Manchmal wäre ich gerne schöner, aber das hat keinen Zweck.
Ich bin kein Modelmädchen, ich bin anders, unperfekt.“
Der Titel Familie hat mich mit den mir zwar fremden, aber trotzdem schönen Insidern und den hervorragend rübergebrachten Emotionen sehr beeindruckt und gerührt. Ich denke, fast jeder kann nachvollziehen, was das System Familie bedeutet oder bedeuten könnte und fühlt sich dadurch „heimisch“ beim Hören des Titels. Auch löste es ein Gefühl der Geborgenheit aus sowie die Intention, engen Familienmitgliedern eine nette Nachricht zu schicken, um ihnen ebenfalls zu sagen:
 „Hab ich euch heute schon gesagt wie gerne ich euch mag?
Ihr seid der Freundeskreis, den ich am allerlängsten hab.
Ihr seid mein Zuhause, ihr seid meine große Liebe […].“
Ich könnte ewig so weitermachen und beschreiben, was die einzelnen Titel in mir ausgelöst haben. Jedoch möchte ich natürlich nicht zuviel vorweg nehmen.
Lasst ihre Texte lieber selber auf euch wirken! Es lohnt sich…
Auch Wir können alles sein, Baby hat mich gänzlich überzeugt. Es war ein Genuss und eine Freude, Julia beim Vorlesen ihrer Texte zu lauschen und mit ihr auf die Reise zu gehen. Eine Reise durch Bereiche des Lebens mit vielen, verschiedenen Facetten und Aspekten. Emotional, wortgewaltig, schonungslos ehrlich.

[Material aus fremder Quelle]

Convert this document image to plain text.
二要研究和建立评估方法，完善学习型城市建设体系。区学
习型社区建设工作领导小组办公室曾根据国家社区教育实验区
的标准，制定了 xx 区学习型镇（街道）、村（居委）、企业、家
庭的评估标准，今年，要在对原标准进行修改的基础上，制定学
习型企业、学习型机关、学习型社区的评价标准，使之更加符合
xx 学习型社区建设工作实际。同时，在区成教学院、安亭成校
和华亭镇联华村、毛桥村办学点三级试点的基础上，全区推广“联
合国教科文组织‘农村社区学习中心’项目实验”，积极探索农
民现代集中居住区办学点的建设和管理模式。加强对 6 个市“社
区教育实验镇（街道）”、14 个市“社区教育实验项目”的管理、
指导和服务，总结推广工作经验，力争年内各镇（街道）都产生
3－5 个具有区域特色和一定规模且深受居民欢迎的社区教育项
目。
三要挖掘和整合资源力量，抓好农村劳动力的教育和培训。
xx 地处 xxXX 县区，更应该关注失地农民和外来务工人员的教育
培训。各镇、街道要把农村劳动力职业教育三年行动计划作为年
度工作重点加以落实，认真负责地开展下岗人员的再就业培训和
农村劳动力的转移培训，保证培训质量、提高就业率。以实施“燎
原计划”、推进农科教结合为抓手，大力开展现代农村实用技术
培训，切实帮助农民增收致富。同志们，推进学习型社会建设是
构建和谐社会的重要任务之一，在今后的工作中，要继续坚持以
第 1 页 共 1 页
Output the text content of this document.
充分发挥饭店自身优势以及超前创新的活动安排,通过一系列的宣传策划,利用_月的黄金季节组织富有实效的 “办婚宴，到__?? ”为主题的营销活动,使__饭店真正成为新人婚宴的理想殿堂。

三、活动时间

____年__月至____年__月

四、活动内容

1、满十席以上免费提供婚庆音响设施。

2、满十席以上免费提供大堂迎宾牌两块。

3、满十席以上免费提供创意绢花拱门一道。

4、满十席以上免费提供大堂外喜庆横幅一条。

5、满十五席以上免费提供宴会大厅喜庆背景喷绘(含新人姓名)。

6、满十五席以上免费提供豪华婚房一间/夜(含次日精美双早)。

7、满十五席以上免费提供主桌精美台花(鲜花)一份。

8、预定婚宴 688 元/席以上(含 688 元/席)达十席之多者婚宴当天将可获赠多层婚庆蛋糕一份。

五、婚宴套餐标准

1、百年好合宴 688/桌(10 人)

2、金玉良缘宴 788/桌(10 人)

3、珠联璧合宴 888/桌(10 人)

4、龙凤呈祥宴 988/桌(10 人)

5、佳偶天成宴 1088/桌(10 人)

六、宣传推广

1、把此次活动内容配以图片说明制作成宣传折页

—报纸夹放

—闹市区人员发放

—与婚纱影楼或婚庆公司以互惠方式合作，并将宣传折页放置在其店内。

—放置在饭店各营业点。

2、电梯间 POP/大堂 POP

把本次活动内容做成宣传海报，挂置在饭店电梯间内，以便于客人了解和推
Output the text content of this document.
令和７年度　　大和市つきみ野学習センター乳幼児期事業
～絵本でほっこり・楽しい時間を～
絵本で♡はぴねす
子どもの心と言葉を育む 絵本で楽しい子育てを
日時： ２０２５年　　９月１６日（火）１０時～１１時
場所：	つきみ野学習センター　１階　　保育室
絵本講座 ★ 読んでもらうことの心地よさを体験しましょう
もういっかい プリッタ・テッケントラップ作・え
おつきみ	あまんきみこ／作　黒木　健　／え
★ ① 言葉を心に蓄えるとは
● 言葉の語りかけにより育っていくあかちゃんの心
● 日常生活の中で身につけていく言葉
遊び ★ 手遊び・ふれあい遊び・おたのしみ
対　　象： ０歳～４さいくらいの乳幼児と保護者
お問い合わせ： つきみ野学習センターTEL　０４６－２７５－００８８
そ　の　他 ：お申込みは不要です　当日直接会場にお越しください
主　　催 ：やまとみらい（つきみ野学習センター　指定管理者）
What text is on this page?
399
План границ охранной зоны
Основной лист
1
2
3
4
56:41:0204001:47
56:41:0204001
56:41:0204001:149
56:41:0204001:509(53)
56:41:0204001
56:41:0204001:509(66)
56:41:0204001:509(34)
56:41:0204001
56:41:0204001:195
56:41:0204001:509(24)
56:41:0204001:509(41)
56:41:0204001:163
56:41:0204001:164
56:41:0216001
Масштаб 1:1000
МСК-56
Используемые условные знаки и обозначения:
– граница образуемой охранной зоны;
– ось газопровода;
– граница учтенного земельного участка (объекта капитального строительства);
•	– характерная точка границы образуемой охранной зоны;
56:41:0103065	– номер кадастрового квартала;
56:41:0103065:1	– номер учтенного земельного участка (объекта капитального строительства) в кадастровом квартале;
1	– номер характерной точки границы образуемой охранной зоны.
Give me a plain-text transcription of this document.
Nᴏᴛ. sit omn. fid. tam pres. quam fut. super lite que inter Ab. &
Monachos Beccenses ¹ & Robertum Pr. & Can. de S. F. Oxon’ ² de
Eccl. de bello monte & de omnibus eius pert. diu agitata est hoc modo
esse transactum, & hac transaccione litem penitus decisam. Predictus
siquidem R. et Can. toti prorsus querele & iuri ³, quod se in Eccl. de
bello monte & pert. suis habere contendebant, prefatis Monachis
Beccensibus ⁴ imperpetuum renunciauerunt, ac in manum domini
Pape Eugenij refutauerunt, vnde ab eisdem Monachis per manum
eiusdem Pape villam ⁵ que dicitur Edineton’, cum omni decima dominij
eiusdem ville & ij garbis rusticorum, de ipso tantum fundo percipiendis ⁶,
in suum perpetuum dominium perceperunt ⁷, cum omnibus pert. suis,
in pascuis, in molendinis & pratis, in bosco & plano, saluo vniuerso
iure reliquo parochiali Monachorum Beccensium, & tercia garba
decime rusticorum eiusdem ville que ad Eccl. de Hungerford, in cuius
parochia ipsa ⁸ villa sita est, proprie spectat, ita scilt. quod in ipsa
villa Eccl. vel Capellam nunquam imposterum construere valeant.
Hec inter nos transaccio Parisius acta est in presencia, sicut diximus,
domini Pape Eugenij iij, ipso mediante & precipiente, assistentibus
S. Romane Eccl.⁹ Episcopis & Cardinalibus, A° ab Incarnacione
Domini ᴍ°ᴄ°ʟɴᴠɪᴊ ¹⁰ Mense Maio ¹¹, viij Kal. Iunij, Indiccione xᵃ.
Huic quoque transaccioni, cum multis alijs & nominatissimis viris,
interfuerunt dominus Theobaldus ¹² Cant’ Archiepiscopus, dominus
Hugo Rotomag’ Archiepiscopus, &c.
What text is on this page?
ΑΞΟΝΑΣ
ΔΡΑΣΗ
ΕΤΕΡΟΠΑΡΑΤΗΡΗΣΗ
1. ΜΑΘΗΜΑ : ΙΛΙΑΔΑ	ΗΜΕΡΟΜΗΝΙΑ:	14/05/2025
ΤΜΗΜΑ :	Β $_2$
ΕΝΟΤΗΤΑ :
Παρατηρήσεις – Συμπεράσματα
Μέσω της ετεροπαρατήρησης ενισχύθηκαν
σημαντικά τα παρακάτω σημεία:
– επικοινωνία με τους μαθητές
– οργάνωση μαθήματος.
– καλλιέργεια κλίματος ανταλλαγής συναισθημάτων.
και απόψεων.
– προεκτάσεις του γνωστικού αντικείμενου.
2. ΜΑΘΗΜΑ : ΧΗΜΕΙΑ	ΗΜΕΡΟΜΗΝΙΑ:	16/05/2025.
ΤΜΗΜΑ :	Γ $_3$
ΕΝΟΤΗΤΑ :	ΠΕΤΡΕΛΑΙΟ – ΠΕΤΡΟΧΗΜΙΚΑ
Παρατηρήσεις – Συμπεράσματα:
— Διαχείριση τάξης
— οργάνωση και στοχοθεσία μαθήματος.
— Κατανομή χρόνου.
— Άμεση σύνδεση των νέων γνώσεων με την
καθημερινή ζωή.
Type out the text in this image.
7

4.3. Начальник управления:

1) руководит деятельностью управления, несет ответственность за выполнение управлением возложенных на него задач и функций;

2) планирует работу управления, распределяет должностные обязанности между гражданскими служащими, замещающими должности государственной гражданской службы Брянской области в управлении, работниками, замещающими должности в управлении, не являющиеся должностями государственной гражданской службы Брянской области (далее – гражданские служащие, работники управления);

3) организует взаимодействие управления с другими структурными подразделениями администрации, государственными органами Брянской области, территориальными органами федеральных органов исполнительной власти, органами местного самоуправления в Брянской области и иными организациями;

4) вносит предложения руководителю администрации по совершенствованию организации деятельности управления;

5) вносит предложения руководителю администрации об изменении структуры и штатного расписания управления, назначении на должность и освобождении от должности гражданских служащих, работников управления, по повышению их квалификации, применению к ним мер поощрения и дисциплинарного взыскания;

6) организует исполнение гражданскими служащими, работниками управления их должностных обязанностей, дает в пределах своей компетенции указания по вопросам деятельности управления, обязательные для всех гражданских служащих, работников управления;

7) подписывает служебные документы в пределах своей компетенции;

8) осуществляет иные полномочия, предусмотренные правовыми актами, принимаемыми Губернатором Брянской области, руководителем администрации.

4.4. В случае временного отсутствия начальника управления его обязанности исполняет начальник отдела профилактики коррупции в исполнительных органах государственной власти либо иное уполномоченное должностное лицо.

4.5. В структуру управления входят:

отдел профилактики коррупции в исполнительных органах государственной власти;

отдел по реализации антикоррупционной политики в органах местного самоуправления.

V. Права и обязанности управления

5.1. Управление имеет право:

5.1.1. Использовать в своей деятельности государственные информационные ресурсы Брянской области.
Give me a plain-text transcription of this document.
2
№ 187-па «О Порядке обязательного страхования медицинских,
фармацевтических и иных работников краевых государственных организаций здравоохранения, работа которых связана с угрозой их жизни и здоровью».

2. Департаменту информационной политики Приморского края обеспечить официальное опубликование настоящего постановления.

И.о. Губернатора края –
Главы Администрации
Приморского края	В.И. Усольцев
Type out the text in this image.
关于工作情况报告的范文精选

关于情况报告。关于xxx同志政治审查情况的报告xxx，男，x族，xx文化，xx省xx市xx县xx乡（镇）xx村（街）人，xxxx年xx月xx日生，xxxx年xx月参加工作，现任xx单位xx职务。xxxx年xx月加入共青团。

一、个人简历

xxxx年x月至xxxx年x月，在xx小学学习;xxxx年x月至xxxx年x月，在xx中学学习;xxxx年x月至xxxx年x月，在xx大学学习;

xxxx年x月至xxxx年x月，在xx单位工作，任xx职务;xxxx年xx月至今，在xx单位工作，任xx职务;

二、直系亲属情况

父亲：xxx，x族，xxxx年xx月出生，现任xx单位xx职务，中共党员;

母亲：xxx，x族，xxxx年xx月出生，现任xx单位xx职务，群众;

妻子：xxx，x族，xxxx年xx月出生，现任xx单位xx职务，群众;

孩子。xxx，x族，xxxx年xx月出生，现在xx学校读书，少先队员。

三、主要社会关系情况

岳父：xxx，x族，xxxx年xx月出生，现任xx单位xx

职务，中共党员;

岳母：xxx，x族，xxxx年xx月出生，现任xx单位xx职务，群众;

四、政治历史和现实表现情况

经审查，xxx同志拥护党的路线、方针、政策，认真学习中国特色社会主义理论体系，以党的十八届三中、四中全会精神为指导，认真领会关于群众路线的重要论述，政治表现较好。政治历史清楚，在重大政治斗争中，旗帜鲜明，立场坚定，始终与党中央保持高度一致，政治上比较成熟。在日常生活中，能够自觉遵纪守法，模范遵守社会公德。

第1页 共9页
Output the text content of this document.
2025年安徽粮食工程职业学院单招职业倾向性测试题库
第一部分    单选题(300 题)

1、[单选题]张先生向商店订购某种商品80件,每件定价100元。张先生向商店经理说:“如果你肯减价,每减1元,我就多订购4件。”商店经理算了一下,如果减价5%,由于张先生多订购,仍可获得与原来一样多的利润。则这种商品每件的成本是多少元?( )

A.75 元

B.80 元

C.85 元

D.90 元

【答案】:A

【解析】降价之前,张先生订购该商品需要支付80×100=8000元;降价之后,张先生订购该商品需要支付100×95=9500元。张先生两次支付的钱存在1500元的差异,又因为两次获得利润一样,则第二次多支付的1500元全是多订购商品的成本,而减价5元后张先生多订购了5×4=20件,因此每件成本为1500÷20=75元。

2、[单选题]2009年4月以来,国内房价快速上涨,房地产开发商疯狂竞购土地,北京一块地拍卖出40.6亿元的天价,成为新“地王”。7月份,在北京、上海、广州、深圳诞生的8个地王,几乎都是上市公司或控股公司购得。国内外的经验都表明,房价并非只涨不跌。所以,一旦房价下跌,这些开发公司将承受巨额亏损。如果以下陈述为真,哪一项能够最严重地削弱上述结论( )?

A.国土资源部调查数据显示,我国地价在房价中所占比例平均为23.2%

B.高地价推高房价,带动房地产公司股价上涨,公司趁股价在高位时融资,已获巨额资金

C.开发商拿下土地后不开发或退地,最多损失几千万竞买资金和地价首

Auch hier eine klare Hörempfehlung meinerseits!

Vielen Dank an Randomhouse für das Hörbuch-Rezensionsexemplar.

Hier geht’s zum Hörbuch.
Hier geht‘ zu Julias Facebookseite.

Zum Autor

Julia Engelmann wurde 1992 geboren und wuchs in Bremen auf. Seit einigen Jahren nimmt sie regelmäßig an Poetry Slams teil. Ein Video ihres Vortrags »One Day« beim Bielefelder Hörsaal-Slam wurde zum Überraschungshit im Netz und bisher millionenfach geklickt, geliked und geteilt. Neben dem Slammen gilt ihre Leidenschaft der Musik und der Schauspielerei. So spielte sie von 2010 bis 2012 in der Fernsehserie »Alles was zählt« mit. Zudem begleitete sie Anfang 2014 Tim Bendzko auf seiner Deutschland-Tournee.